Originally published in The Wall Street Journal

February 18, 2010

How Obama Should Shrink His Deficit

By MARTIN FELDSTEIN

(PDF Version)

For one thing, cut the remaining 'stimulus' spending.

President Obama declared in his budget message last month that "it's time to live within our means" and to stop "borrowing against our children's future." Unfortunately, his budget would move us away from that goal by adding trillions of dollars to our national debt over the next decade.

The administration's projected $18.5 trillion debt in 2020 would be more than double the size of the debt when Mr. Obama took office. The annual interest on that debt would exceed $800 billion, requiring a 36% rise in the personal income tax just to pay that interest.

Mr. Obama complains about the problems he "inherited." But the key to shrinking the nearer term deficits is to avoid his costly new initiatives. The most expensive of these is the tax cuts and income transfers to low- and middle-income households that would cost some $3.1 trillion over the next decade.

The proposed tax cuts include the Making Work Pay plan, a refundable tax credit targeted at individuals earning less than $13,000 a year. Since many of those individuals owe no tax, this "tax cut" just becomes a new government transfer.

Also hidden in the vast budget document is a repeat of the president's plan to spend a trillion dollars over the next decade to expand Medicaid and provide subsidies for health insurance. It doesn't reach the bottom line because equally well hidden is the trillion dollars of tax increases and Medicare cuts to finance the extra spending. Dropping that spending would cut the national debt by a trillion dollars.

The president has emphasized his proposal to freeze for three years the current $437 billion of spending on discretionary nondefense programs. The administration's budget indicates that this would reduce outlays by a total of $49 billion over three years. This is a trivial cut relative to this year's $3.7 trillion projected outlays.

But even the small projected three-year saving may never occur, since the proposed freeze would apply only to the total of the nondefense programs and not to each program separately. Because Congress does not legislate all of that spending in a single bill, it would be virtually impossible to control the total even if the president is prepared to use his veto authority.

Mr. Obama's proposed freeze does not apply to the big backdoor spending routes: increases in "mandatory" spending programs and new tax rules that substitute for increased government spending. The president's proposal to increase the Medicare drug benefit would therefore not be part of the freeze because Medicare is a "mandatory" program. Similarly, the president's plan to increase funds for child care wouldn't be covered by the freeze because it would be done by changing tax rules. If the president tries to revive his trillion-dollar health plan, that would no doubt be done as a new "mandatory" entitlement.

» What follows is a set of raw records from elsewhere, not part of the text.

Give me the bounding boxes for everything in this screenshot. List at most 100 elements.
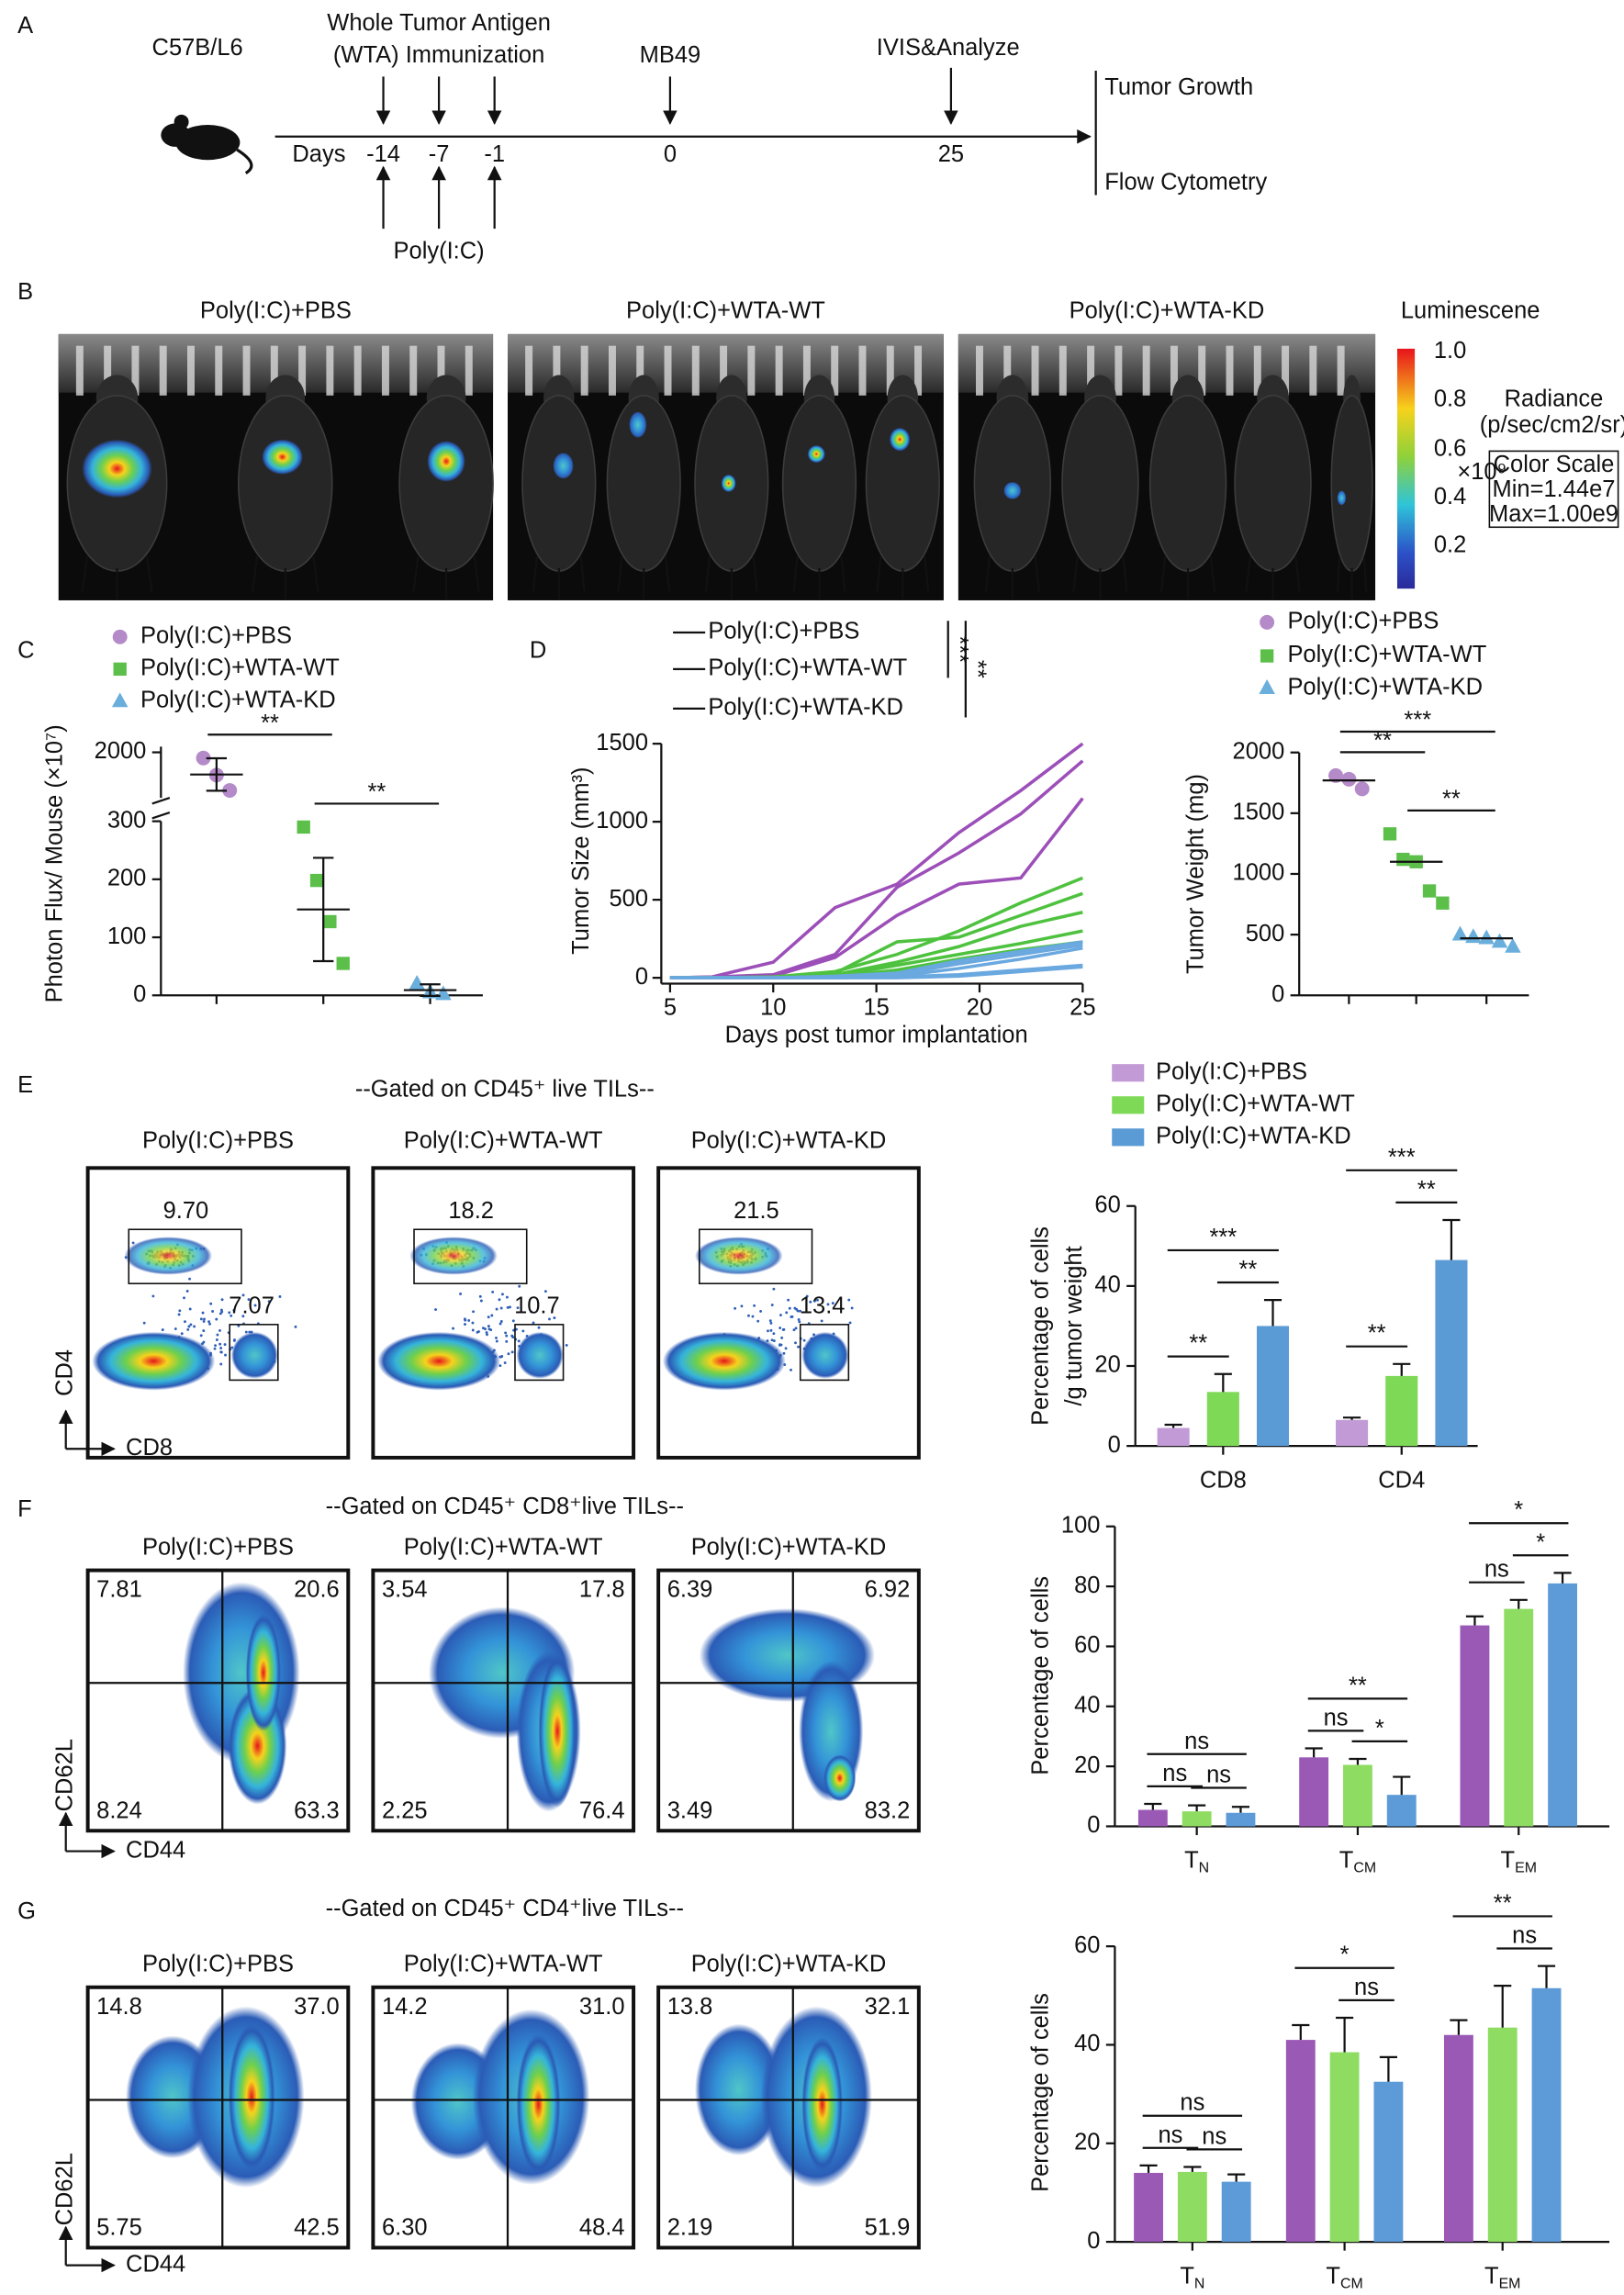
quadrant-value: 20.6 bbox=[294, 1577, 340, 1603]
rig-clamp bbox=[858, 345, 867, 396]
quadrant-value: 17.8 bbox=[579, 1577, 625, 1603]
event-dot bbox=[188, 1277, 191, 1281]
event-dot bbox=[214, 1344, 217, 1348]
category: T bbox=[1326, 2263, 1340, 2289]
event-dot bbox=[211, 1310, 215, 1313]
mouse-leg bbox=[81, 555, 89, 592]
label: Min=1.44e7 bbox=[1493, 476, 1616, 502]
rig-clamp bbox=[720, 345, 728, 396]
event-dot bbox=[463, 1317, 466, 1321]
mouse-leg bbox=[532, 556, 538, 592]
event-dot bbox=[180, 1332, 184, 1336]
bar bbox=[1206, 1392, 1239, 1447]
event-dot bbox=[219, 1350, 223, 1354]
event-dot bbox=[142, 1321, 146, 1325]
signal bbox=[82, 439, 152, 498]
category: T bbox=[1339, 1847, 1354, 1873]
bar bbox=[1221, 2181, 1251, 2243]
y-tick-label: 20 bbox=[1074, 1752, 1100, 1778]
x-axis-label: CD44 bbox=[126, 2251, 185, 2277]
event-dot bbox=[772, 1287, 776, 1291]
category-subscript: EM bbox=[1499, 2277, 1521, 2292]
density bbox=[823, 1754, 857, 1802]
event-dot bbox=[505, 1334, 509, 1338]
quadrant-value: 6.30 bbox=[382, 2214, 428, 2240]
legend-label: Poly(I:C)+PBS bbox=[1287, 609, 1439, 634]
x-tick-label: 15 bbox=[863, 994, 889, 1020]
legend-label: Poly(I:C)+WTA-WT bbox=[1156, 1092, 1355, 1117]
event-dot bbox=[434, 1308, 438, 1311]
mouse-leg bbox=[665, 556, 671, 592]
mouse-body bbox=[1061, 395, 1139, 572]
mouse-leg bbox=[473, 556, 480, 592]
significance: ns bbox=[1202, 2123, 1226, 2149]
y-tick-label: 200 bbox=[107, 866, 147, 891]
y-tick-label: 40 bbox=[1074, 1693, 1100, 1718]
significance: ** bbox=[1238, 1257, 1257, 1282]
mouse-leg bbox=[792, 556, 799, 592]
x-tick-label: 25 bbox=[1070, 994, 1095, 1020]
event-dot bbox=[780, 1336, 784, 1339]
significance: ns bbox=[1512, 1922, 1537, 1948]
bar bbox=[1487, 2027, 1518, 2243]
event-dot bbox=[816, 1298, 819, 1302]
event-dot bbox=[208, 1322, 211, 1326]
mouse-leg bbox=[752, 556, 758, 592]
y-axis-label: Tumor Size (mm³) bbox=[568, 767, 594, 954]
y-tick-label: 0 bbox=[1108, 1432, 1121, 1458]
y-tick-label: 1500 bbox=[1233, 800, 1285, 825]
significance: *** bbox=[1404, 708, 1431, 733]
mouse-body bbox=[1330, 395, 1373, 572]
quadrant-value: 6.39 bbox=[667, 1577, 713, 1603]
quadrant-value: 37.0 bbox=[294, 1994, 340, 2020]
point bbox=[1478, 929, 1495, 945]
event-dot bbox=[784, 1347, 788, 1350]
data-line bbox=[669, 742, 1084, 980]
rig-clamp bbox=[525, 345, 533, 396]
rig-clamp bbox=[1253, 345, 1261, 396]
legend-label: Poly(I:C)+PBS bbox=[140, 623, 292, 649]
point bbox=[1260, 614, 1275, 630]
signal bbox=[1003, 481, 1022, 499]
density bbox=[377, 1331, 501, 1391]
mouse-body bbox=[781, 395, 857, 572]
rig-clamp bbox=[802, 345, 811, 396]
label: (p/sec/cm2/sr) bbox=[1480, 412, 1624, 438]
event-dot bbox=[516, 1306, 520, 1310]
event-dot bbox=[478, 1294, 482, 1298]
gate-title: --Gated on CD45⁺ CD8⁺live TILs-- bbox=[326, 1494, 684, 1519]
point bbox=[1259, 679, 1275, 694]
event-dot bbox=[781, 1328, 785, 1331]
rig-clamp bbox=[1170, 345, 1178, 396]
event-dot bbox=[820, 1319, 823, 1323]
density bbox=[228, 2023, 275, 2170]
legend-swatch bbox=[1112, 1096, 1145, 1114]
mouse-body bbox=[1234, 395, 1312, 572]
y-axis-label: Percentage of cells bbox=[1027, 1993, 1053, 2192]
mouse-leg bbox=[984, 556, 991, 592]
rig-clamp bbox=[636, 345, 644, 396]
y-axis-label: CD62L bbox=[51, 1739, 77, 1811]
quadrant-value: 42.5 bbox=[294, 2214, 340, 2240]
legend-label: Poly(I:C)+WTA-KD bbox=[1156, 1124, 1351, 1149]
mouse-body bbox=[1148, 395, 1227, 572]
event-dot bbox=[202, 1340, 206, 1344]
density bbox=[695, 1237, 783, 1275]
event-dot bbox=[809, 1300, 812, 1304]
gate bbox=[514, 1324, 565, 1382]
bar bbox=[1531, 1987, 1562, 2243]
y-tick-label: 500 bbox=[609, 886, 648, 912]
significance: ** bbox=[1189, 1331, 1207, 1357]
event-dot bbox=[199, 1334, 203, 1338]
rig-clamp bbox=[691, 345, 700, 396]
bar bbox=[1460, 1625, 1490, 1827]
rig-clamp bbox=[975, 345, 983, 396]
density bbox=[662, 1331, 786, 1391]
event-dot bbox=[769, 1328, 773, 1332]
mouse-leg bbox=[617, 556, 623, 592]
rig-clamp bbox=[1087, 345, 1095, 396]
y-tick-label: 40 bbox=[1074, 2031, 1100, 2056]
rig-clamp bbox=[1337, 345, 1345, 396]
label: (WTA) Immunization bbox=[333, 42, 544, 68]
y-tick-label: 60 bbox=[1074, 1632, 1100, 1658]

Future deficits could be reduced not only by rejecting the Obama plans for new transfers and low-income "tax cuts," but also by canceling some of the future transfer payments that were enacted in last year's "stimulus" plan. Despite the hype about shovel-ready projects and new green energy initiatives, the Congressional Budget Office (CBO) reports that the stimulus bill paid for only $5 billion of Transportation and Energy Department spending in fiscal year 2009 and will now pay for only $20 billion in 2010. Most of the stimulus spending is just transfers to state governments and to individuals.

Moreover, the CBO projects that $289 billion of the "stimulus" money will be spent in 2011 through 2019, years when the administration projects the economy will be growing at an above-trend rate. Much of that spending will be on health care, food stamps and other transfer programs that have nothing to do with stimulating a growing economy. The out-year fiscal deficits could be cut by $100 billion or more by repealing some of the $289 billion of future outlays.

But the biggest potential for reducing the out-year deficits without raising marginal tax rates or taxes on business is to limit the growth of the special tax provisions that substitute for spending programs. The recent Senate debate about the exclusion from taxable income of employer-provided health insurance showed the potential importance of such "tax expenditures." That exclusion reduces income and payroll tax revenue this year by more than $200 billion. Just stopping the projected rise in that tax expenditure could reduce the 2020 national debt by more than $1 trillion. Limiting other tax expenditures could cut the 2020 debt by additional hundreds of billions of dollars.

Unfortunately, the Obama administration has focused its deficit reduction measures on raising tax rates on businesses and high-income individuals. The proposed tax hike of more than $1 trillion over the next decade would hurt incentives, hurt the recovery, and hurt the economy's long-term growth.

Fortunately, the Obama budget is not the law. It's up to Congress now to slow the growth of the nation's debt and to do so without the damaging effects of higher marginal tax rates.

Mr. Feldstein, chairman of the Council of Economic Advisers under President Reagan, is a professor at Harvard and a member of The Wall Street Journal's board of contributors.